Up to 115lbs 5x5 squats. Add 5 pounds 3x a week until I miss a rep. So far so good. Definitely know I will hit the wall soon.
Funny thing with SL 5x5 is you squat every workout. My legs I can already see definition coming in the quads. Squats are actually my favorite exercise but when it's 3x a week I want to kill myself.
5x5 is fine if you want to be a powerlifter, but I'd say it depends what your goal is. At our age, I'd suggest (just my thoughts) that your goal should be mobility, range of motion, preserving muscle mass, and aesthetics as we get older - not being a bag of bones.

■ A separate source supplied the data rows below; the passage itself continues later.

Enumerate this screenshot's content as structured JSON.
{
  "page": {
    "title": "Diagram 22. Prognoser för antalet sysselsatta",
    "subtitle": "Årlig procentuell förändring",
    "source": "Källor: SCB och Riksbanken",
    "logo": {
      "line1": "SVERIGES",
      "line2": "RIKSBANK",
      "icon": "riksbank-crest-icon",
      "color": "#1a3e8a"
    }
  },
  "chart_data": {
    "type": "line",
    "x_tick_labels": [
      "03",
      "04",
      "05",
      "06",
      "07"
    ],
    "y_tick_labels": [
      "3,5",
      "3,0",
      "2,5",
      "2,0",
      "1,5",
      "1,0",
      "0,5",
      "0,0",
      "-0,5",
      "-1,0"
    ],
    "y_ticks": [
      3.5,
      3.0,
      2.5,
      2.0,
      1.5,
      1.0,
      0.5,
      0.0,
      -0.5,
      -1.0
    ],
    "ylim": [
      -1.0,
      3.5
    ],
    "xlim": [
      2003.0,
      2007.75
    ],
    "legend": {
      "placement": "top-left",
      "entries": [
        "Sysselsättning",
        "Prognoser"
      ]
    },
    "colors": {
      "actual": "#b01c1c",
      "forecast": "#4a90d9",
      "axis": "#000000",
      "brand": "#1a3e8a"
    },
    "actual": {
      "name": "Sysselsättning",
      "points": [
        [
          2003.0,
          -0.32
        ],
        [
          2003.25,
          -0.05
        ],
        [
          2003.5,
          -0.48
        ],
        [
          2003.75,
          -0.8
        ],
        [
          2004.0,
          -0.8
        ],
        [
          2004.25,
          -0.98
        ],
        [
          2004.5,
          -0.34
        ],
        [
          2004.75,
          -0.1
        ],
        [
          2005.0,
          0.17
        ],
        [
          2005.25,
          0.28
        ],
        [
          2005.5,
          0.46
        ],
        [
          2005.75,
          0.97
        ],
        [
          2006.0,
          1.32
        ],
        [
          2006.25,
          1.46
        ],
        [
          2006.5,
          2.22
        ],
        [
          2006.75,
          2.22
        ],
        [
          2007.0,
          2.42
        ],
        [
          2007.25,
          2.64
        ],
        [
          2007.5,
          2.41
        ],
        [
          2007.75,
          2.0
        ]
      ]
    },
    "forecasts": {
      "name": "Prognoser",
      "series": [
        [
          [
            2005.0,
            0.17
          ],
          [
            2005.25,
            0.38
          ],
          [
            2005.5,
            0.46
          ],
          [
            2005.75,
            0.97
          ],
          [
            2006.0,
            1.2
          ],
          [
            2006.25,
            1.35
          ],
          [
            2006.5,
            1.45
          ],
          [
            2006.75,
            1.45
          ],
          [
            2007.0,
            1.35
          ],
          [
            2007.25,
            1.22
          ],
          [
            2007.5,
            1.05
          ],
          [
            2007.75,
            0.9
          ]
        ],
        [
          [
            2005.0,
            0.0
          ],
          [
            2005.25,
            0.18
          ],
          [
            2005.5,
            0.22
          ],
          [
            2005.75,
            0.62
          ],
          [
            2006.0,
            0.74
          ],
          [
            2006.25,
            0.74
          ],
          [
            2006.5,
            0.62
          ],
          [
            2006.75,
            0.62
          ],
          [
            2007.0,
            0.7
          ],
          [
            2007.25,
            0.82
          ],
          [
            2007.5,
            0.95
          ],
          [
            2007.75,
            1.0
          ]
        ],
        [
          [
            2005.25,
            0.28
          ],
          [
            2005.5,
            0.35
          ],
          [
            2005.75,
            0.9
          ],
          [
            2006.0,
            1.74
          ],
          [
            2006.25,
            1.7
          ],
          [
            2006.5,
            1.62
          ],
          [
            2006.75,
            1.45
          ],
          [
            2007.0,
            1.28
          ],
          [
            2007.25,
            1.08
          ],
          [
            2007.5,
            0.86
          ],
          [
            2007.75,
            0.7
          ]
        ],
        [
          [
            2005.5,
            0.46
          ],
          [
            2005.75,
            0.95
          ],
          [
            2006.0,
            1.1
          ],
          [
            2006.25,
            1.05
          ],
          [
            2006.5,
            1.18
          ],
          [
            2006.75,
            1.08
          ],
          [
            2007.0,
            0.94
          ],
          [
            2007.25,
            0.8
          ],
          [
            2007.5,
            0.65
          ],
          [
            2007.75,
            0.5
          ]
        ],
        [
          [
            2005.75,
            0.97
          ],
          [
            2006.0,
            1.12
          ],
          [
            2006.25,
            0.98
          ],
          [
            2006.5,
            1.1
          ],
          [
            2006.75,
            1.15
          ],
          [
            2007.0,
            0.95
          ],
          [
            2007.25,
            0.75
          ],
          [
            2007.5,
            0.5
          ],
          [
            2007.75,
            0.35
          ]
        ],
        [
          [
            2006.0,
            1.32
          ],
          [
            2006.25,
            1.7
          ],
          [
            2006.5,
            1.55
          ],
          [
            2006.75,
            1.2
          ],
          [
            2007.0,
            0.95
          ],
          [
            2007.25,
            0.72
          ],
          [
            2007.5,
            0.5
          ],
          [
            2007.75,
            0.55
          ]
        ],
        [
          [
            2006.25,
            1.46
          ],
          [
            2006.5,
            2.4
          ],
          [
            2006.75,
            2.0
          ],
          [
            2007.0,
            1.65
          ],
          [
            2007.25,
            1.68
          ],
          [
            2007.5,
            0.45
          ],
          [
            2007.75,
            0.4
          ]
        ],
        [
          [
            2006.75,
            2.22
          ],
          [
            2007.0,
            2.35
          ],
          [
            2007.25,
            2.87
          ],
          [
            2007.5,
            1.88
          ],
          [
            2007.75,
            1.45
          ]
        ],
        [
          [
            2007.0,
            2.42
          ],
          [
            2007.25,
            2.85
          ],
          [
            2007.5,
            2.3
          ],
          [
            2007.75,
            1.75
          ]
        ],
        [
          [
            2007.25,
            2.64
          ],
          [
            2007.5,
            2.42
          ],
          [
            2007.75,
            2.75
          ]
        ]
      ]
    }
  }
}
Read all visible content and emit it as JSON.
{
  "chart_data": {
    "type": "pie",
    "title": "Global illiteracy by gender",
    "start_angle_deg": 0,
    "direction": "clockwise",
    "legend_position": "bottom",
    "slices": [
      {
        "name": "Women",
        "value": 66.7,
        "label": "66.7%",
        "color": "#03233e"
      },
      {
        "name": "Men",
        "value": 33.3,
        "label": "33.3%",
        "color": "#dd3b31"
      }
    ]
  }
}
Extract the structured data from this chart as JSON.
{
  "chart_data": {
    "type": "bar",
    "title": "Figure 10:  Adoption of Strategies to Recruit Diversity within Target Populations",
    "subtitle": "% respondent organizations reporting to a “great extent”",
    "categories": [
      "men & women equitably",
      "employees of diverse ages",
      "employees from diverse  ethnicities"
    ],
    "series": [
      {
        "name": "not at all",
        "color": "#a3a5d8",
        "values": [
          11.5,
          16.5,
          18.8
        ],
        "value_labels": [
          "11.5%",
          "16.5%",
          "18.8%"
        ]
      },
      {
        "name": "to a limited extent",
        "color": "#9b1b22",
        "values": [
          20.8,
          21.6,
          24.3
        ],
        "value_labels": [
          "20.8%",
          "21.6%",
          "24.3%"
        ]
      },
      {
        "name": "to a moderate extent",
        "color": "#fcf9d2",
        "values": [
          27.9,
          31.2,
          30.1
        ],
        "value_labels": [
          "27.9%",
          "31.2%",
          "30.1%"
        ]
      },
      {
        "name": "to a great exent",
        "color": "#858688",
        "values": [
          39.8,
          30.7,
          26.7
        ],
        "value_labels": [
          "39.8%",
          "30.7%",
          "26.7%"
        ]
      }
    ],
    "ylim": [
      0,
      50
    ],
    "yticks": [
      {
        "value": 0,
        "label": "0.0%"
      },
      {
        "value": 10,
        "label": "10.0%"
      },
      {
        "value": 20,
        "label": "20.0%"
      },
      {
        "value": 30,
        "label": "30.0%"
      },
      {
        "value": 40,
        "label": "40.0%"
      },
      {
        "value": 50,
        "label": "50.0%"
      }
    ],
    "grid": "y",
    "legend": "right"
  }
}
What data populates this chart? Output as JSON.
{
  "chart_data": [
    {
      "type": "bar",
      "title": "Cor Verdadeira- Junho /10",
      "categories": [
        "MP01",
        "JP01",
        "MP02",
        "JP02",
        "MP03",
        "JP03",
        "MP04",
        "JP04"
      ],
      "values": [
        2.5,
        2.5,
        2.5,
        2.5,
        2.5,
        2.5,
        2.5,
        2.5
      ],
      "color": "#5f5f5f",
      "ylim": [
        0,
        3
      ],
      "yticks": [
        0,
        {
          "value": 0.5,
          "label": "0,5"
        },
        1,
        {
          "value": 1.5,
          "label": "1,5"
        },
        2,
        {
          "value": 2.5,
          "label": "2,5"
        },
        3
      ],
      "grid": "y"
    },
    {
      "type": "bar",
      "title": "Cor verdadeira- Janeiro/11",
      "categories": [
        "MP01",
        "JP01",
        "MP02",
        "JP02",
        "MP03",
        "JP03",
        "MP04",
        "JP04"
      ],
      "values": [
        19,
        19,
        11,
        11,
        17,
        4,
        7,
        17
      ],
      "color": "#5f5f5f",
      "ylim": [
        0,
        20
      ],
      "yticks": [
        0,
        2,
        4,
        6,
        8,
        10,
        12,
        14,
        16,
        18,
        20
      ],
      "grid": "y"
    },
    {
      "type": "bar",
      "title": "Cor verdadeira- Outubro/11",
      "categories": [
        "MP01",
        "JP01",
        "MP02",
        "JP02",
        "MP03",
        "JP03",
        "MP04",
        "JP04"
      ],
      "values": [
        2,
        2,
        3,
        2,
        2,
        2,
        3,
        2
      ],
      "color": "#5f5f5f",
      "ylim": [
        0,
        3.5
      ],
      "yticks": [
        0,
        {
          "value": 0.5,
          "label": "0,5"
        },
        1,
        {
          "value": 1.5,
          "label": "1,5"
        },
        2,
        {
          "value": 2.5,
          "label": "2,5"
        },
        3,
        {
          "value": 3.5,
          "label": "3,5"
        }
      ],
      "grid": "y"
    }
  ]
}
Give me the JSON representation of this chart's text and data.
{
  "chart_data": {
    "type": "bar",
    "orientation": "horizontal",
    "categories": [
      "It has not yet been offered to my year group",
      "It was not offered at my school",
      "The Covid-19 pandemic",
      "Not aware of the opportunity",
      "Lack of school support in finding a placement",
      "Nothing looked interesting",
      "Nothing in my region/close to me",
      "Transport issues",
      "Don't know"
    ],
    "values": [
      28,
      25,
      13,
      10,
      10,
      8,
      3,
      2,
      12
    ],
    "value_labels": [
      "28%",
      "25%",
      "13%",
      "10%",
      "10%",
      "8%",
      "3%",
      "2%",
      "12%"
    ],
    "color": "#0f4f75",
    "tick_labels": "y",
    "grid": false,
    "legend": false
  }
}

Focusing on "strength" i.e. the numbers on your lifts is counter-productive IMO, because we are not furniture movers, it doesn't really matter what amount of weight you can move. Without steroids you're also not going to gain any significant amount of muscle after 40, so the goal shifts.
I generally only squat 135lbs x10, but I do a lot of other things on leg/core day. Here's what I do:
Back Squat - Barbell - 3 sets of 10
Deadlift - barbell - 3 sets of 10
Bulgarian split squat - 3 sets of 10
Hip Thrusters - machine - 3 sets of 10
30" Box step ups with 45 pounds weight - 3 sets of 10
30" Box jumps with 25 pounds weight - 3 sets of 10
Leg Press - machine - 3 sets of 10
Calf raises - machine - 3 sets of 20
Good mornings with 45 pounds - machine - 3 sets of 10
Suspended leg raises - unweighted - 3 sets of 10
Leg extensions - Machine - 3 sets of 10
Hamstring curls - machine - 3 sets of 10
Standing core cable twist - pulleys - 3 sets of 10
Incline sit-ups with 25 pound weighted ball - 3 sets of 10
Mason twist with 5 pound ball - 1 set of 40
Oblique v-ups - 1 set of 25 each side
I don't rest between sets really, I just walk from one set to another. That entire routine takes me and the wife about 65-70 minutes. SL 5x5 is fine and a good program for building strength but honestly strength isn't that helpful, I've gotten WAY better results training for volume and ignoring the numbers on the lifts.